The carnival took a hiatus during World War II, then enjoyed its boom years. Hubbel recalled that in the 1950s, the Catholic War Veteran Association – of which her first husband, Henry Ernst, was a member – worked the beer stand, while its Ladies’ Auxiliary – of which she was a member – sold ride tickets.

“Everything that went on at church, we worked at,” she said.

Hubbel said that the carnival drew crowds solely for its cuisine. All of the food sold was homemade, from crab soup to barbeque and crab cakes to hamburgers. Hubbel and her sister, Matilda, worked during the day in the kitchen preparing food before manning carnival booths at night.

Rides were not as extensive as those of today, save for a Ferris wheel and rides for children. Stands offered a selection of plants, flowers and linens.
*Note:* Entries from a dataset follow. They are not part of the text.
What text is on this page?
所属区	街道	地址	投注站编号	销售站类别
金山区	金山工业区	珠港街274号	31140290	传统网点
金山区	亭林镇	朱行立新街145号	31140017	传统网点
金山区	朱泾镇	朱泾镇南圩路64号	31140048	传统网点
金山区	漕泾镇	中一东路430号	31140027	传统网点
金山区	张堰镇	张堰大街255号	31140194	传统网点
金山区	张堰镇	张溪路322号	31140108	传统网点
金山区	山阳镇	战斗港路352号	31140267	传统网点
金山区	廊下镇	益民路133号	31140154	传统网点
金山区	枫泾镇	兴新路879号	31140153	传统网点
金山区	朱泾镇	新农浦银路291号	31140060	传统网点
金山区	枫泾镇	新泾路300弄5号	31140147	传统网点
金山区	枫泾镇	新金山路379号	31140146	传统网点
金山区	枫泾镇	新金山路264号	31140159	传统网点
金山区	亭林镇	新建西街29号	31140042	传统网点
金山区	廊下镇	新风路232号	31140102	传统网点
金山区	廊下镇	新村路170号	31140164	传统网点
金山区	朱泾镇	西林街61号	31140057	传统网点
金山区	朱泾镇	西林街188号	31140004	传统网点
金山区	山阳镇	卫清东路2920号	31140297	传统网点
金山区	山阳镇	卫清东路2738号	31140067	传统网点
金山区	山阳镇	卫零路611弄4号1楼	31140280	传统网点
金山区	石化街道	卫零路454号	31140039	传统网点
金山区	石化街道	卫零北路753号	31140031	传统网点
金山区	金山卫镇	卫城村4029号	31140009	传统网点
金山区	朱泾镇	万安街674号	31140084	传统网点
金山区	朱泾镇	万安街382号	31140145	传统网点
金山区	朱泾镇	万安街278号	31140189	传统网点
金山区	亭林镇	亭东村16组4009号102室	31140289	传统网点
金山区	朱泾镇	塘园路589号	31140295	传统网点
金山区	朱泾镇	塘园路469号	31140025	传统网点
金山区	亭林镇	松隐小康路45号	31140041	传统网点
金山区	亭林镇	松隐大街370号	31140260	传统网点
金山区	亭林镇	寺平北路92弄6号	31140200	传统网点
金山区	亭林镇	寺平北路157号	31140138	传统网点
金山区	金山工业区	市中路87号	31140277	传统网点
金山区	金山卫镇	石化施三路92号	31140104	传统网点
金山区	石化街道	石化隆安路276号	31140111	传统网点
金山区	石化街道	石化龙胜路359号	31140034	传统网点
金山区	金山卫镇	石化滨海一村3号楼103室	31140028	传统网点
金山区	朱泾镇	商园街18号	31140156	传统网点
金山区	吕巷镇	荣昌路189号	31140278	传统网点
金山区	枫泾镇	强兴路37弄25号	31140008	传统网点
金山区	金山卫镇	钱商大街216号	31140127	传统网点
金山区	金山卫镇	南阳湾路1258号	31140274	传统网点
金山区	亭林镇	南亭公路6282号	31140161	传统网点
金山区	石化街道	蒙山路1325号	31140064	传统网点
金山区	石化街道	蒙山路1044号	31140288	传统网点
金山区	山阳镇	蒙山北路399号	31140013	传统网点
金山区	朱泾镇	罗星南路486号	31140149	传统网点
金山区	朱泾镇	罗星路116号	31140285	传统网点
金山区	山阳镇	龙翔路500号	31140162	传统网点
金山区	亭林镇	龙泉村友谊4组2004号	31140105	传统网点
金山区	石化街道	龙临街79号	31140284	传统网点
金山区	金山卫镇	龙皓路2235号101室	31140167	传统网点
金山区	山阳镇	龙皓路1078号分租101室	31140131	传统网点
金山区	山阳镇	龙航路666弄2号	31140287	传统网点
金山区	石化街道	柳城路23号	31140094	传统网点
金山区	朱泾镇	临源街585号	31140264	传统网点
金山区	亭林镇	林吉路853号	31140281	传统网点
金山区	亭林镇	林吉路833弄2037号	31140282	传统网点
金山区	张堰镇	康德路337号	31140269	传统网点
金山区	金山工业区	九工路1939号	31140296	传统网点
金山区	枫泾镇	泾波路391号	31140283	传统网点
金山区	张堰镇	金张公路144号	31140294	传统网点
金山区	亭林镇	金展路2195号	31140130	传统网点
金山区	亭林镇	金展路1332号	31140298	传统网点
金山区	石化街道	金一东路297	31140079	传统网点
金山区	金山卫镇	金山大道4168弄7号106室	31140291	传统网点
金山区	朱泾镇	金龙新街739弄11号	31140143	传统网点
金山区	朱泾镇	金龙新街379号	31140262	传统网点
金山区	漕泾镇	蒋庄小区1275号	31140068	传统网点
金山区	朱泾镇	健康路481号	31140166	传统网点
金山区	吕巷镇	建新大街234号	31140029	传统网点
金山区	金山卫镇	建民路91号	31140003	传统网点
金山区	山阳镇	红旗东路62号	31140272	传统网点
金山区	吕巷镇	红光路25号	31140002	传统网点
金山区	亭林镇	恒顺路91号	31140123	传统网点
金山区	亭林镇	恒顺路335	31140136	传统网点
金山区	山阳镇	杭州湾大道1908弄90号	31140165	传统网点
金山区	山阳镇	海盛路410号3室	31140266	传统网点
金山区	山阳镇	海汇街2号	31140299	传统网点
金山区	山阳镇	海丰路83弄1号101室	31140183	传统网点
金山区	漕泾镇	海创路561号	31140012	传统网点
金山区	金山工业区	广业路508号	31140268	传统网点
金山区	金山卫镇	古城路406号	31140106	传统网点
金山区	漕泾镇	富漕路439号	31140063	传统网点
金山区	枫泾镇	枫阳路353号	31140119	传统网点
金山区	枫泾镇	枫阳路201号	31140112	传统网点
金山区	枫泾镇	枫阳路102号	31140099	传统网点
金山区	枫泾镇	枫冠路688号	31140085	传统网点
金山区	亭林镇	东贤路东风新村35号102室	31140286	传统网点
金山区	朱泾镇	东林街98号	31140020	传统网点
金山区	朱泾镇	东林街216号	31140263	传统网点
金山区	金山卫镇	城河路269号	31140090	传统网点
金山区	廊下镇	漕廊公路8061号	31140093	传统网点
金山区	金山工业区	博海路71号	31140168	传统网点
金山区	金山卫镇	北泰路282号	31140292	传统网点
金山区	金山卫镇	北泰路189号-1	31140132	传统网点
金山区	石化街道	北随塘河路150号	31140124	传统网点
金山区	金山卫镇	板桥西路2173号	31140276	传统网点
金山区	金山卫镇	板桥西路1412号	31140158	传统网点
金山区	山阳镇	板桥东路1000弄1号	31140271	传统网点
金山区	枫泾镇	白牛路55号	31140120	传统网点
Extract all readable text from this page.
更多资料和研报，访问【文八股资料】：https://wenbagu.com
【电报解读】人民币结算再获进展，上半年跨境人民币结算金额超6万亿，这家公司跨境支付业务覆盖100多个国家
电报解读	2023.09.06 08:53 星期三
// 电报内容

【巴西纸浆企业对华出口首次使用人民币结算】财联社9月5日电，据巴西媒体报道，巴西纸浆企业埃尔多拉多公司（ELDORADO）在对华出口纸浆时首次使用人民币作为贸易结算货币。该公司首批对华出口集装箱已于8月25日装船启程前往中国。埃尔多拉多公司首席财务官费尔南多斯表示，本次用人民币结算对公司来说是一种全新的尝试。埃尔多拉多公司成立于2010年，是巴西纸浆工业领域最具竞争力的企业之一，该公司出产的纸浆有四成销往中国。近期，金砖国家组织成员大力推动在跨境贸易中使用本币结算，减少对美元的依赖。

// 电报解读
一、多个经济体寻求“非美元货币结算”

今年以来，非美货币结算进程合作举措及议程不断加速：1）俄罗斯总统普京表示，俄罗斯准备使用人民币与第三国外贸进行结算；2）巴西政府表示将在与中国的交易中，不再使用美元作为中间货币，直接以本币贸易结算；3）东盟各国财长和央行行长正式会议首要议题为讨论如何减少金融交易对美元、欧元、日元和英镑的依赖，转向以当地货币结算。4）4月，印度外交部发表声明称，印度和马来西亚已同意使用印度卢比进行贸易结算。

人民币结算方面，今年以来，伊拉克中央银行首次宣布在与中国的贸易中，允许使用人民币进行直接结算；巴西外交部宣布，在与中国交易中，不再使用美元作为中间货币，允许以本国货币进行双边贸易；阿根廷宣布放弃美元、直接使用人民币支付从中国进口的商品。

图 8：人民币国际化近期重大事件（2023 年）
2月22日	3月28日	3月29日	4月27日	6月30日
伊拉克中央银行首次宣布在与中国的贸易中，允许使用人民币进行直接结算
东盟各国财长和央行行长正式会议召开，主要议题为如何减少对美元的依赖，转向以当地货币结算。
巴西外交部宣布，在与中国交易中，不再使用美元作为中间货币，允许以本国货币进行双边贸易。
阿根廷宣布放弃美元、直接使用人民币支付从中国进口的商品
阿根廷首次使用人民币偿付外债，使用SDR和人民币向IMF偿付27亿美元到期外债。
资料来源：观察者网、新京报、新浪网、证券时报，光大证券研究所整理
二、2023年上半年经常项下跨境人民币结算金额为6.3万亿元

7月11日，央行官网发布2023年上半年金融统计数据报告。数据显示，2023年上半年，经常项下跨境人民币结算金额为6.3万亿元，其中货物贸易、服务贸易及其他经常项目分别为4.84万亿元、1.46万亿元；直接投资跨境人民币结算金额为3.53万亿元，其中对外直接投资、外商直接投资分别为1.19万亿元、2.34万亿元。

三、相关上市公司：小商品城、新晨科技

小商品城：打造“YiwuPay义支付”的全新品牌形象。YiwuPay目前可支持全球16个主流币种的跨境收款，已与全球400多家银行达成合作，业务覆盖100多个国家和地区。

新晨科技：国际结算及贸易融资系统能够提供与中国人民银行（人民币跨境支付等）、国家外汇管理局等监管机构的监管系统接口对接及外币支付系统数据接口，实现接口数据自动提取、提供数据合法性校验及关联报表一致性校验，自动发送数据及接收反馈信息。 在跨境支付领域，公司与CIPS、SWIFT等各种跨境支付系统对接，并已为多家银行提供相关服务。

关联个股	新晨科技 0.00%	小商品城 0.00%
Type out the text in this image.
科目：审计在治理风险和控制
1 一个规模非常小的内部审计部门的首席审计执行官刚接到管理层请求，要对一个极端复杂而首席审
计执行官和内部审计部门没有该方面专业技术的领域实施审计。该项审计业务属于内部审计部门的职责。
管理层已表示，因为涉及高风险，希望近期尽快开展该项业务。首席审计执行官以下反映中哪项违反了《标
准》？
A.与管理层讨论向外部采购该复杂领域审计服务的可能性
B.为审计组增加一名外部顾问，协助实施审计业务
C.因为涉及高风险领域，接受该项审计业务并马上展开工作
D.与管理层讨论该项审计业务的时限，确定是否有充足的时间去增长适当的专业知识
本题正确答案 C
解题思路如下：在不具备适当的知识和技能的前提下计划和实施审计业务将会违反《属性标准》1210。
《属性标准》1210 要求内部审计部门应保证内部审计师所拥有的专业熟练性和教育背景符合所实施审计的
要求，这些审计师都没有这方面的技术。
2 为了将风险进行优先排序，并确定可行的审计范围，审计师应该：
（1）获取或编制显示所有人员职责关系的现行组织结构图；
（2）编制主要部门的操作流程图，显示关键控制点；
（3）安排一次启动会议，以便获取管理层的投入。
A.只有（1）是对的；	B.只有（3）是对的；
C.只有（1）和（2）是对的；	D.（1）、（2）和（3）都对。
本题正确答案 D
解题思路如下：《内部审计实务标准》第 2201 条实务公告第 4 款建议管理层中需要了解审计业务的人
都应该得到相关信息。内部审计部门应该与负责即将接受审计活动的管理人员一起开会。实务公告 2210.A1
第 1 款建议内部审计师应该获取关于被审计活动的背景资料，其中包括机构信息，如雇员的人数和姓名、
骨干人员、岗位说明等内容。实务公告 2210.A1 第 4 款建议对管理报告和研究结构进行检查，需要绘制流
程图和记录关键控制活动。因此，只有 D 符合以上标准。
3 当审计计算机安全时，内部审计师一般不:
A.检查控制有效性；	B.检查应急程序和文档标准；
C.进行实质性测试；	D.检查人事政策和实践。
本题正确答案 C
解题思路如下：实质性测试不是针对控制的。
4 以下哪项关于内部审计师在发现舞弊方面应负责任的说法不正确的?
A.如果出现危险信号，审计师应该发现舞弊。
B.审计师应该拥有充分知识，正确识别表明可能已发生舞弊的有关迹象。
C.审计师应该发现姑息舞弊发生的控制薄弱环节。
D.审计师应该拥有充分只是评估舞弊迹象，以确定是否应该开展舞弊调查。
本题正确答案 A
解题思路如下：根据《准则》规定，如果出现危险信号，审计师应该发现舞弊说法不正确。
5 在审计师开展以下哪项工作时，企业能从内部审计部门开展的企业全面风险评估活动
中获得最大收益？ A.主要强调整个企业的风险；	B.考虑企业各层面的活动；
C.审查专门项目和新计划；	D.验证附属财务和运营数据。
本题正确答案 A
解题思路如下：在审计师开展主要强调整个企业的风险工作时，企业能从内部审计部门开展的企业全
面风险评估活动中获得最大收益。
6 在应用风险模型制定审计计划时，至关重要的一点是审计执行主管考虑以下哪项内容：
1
Six-year-old Brianna Cabrera plays “Hoop Shot!” at the Sacred Heart of Jesus–Sagrado Corazón de Jesús Church carnival in Highlandtown June 19. (Kevin J. Parks/CR Staff)

Games and raffles were as popular then as they are now, with the Pot of Gold game sticking out in Hubbel’s memory. Players paid $1 and chose an envelope, some filled with money, as their prizes.

Even after Hubbel stopped volunteering earlier this decade, she was recruited to peel potatoes in the church kitchen. The Baltimore humidity precluded her attending the carnival this year.

“I’d still go,” she said. “When you’re so used to being with those things (events) and doing those things, it’s hard.”

Father Lewandowski called Hubbel the parish’s historian.

“She’s the living memory of our parish,” he said. “We really value her.”

Then and now, the carnival is the parish’s biggest fundraiser.

“It’s one of the times the community pulls together and works together,” Father Lewandowski said. “It’s a great show of unity.”